Soybean seeds provide an excellent source of protein for human and livestock nutrition. However, their nutritional quality is hampered by a low concentration of the essential sulfur amino acid, methionine (Met). In order to study factors that regulate Met synthesis in soybean seeds, this study used the Met-insensitive form of Arabidopsis cystathionine γ-synthase (AtD-CGS), which is the first committed enzyme of Met biosynthesis. This gene was expressed under the control of a seed-specific promoter, legumin B4, and used to transform the soybean cultivar Zigongdongdou (ZD). In three transgenic lines that exhibited the highest expression level of AtD-CGS, the level of soluble Met increased significantly in developing green seeds (3.8-7-fold). These seeds also showed high levels of other amino acids. This phenomenon was more prominent in two transgenic lines, ZD24 and ZD91. The total Met content, which including Met incorporated into proteins, significantly increased in the mature dry seeds of these two transgenic lines by 1.8- and 2.3-fold, respectively. This elevation was accompanied by a higher content of other protein-incorporated amino acids, which led to significantly higher total protein content in the seeds of these two lines. However, in a third transgenic line, ZD01, the level of total Met and the level of other amino acids did not increase significantly in the mature dry seeds. This line also showed no significant change in protein levels. This suggests a positive connection between high Met content and the synthesis of other amino acids that enable the synthesis of more seed proteins.

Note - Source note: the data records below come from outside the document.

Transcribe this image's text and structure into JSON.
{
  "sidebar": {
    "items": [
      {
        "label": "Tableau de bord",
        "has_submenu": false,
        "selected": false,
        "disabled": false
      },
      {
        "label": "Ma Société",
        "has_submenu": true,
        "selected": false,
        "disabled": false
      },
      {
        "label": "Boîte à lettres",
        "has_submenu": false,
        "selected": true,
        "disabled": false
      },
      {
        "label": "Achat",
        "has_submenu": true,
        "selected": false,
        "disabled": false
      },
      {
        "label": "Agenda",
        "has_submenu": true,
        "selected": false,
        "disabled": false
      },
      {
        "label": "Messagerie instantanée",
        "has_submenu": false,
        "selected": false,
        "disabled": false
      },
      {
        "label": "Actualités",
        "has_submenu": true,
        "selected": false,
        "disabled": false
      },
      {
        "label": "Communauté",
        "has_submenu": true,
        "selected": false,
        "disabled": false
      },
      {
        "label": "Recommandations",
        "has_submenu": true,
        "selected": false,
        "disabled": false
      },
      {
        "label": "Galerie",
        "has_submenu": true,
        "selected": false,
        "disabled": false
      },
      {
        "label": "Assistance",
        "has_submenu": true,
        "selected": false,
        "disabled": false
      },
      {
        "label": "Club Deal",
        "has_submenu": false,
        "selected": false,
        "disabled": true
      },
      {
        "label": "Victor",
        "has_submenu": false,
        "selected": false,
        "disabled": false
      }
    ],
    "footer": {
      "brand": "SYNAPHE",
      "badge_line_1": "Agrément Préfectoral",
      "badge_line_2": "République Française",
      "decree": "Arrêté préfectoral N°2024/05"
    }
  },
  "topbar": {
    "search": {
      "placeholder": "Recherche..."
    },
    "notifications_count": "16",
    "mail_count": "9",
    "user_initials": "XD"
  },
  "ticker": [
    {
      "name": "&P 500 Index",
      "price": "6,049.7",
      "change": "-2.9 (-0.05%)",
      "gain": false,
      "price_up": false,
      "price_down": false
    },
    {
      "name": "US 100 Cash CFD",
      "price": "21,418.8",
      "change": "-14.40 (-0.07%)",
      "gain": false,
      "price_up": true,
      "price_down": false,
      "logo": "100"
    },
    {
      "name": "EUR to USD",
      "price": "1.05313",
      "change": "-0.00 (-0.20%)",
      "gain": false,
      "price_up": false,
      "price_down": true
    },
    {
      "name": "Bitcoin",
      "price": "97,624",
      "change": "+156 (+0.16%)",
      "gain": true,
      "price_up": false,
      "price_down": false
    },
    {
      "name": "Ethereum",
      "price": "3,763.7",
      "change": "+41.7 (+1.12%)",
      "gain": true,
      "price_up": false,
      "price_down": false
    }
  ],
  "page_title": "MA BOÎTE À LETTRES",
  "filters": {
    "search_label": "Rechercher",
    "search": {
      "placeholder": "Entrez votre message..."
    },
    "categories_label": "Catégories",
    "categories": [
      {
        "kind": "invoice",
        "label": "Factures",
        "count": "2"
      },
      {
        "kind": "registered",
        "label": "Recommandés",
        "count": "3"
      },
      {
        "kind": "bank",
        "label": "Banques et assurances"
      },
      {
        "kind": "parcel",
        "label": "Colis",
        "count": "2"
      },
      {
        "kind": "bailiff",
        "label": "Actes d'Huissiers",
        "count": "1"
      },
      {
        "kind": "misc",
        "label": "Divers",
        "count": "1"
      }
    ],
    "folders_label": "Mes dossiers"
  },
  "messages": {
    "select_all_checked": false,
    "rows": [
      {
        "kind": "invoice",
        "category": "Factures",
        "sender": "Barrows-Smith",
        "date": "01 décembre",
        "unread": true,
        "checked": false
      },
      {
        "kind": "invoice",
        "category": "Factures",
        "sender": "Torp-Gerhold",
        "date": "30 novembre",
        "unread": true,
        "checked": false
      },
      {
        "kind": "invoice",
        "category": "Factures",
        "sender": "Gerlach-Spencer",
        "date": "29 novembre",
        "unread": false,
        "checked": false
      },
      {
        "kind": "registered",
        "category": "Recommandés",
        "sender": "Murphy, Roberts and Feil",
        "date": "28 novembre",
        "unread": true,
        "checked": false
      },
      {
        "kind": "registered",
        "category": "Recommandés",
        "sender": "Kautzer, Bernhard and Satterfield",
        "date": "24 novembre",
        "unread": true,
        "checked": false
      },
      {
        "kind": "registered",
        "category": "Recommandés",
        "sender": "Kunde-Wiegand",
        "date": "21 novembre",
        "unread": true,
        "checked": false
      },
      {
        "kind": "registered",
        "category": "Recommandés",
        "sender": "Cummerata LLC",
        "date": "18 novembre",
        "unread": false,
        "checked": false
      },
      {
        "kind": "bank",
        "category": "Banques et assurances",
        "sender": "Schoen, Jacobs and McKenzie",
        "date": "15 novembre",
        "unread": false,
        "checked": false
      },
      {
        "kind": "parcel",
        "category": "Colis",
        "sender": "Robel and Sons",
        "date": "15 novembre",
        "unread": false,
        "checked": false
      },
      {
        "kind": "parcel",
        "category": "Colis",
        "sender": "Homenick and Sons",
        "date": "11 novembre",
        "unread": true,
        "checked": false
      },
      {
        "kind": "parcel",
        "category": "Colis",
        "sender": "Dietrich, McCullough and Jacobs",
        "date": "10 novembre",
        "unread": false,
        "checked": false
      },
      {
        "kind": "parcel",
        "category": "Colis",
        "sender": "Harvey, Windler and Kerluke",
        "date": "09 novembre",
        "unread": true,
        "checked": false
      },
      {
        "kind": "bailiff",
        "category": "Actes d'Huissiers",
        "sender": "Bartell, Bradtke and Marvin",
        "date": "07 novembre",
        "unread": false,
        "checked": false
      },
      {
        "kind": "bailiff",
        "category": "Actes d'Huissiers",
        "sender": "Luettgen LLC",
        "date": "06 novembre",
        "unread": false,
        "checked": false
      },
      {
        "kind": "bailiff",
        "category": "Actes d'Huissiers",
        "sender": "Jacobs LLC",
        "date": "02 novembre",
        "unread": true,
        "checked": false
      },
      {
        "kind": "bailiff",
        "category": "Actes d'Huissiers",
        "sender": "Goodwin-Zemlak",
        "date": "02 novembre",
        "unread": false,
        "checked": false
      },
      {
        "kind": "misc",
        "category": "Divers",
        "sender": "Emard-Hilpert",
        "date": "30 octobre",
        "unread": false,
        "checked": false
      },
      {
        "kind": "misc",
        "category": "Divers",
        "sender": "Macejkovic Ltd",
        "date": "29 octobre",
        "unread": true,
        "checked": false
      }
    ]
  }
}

大豆种子为人类和牲畜的营养提供了极好的蛋白质来源。然而,其营养价值受到必需的硫氨基酸蛋氨酸(Met)浓度低的限制。为了研究调节大豆种子中 Met 合成的因素,本研究使用了拟南芥半胱氨酸γ-合酶(AtD-CGS)的 Met 不敏感形式,它是 Met 生物合成的第一个关键酶。该基因在种子特异性启动子 legumin B4 的控制下表达,并用于转化大豆品种 Zigongdongdou(ZD)。在三个表现出最高 AtD-CGS 表达水平的转基因系中,发育中的绿色种子中的可溶性 Met 水平显著增加(3.8-7 倍)。这些种子还表现出高水平的其他氨基酸。这种现象在两个转基因系 ZD24 和 ZD91 中更为明显。这两个转基因系的成熟干种子中总 Met 含量(包括掺入蛋白质的 Met)分别显著增加了 1.8 倍和 2.3 倍。这种升高伴随着其他掺入蛋白质的氨基酸含量的增加,导致这两个系的种子中总蛋白质含量显著增加。然而,在第三个转基因系 ZD01 中,成熟干种子中的总 Met 和其他氨基酸水平没有显著增加。该系的蛋白质水平也没有明显变化。这表明高 Met 含量与其他氨基酸的合成之间存在正相关关系,从而能够合成更多的种子蛋白质。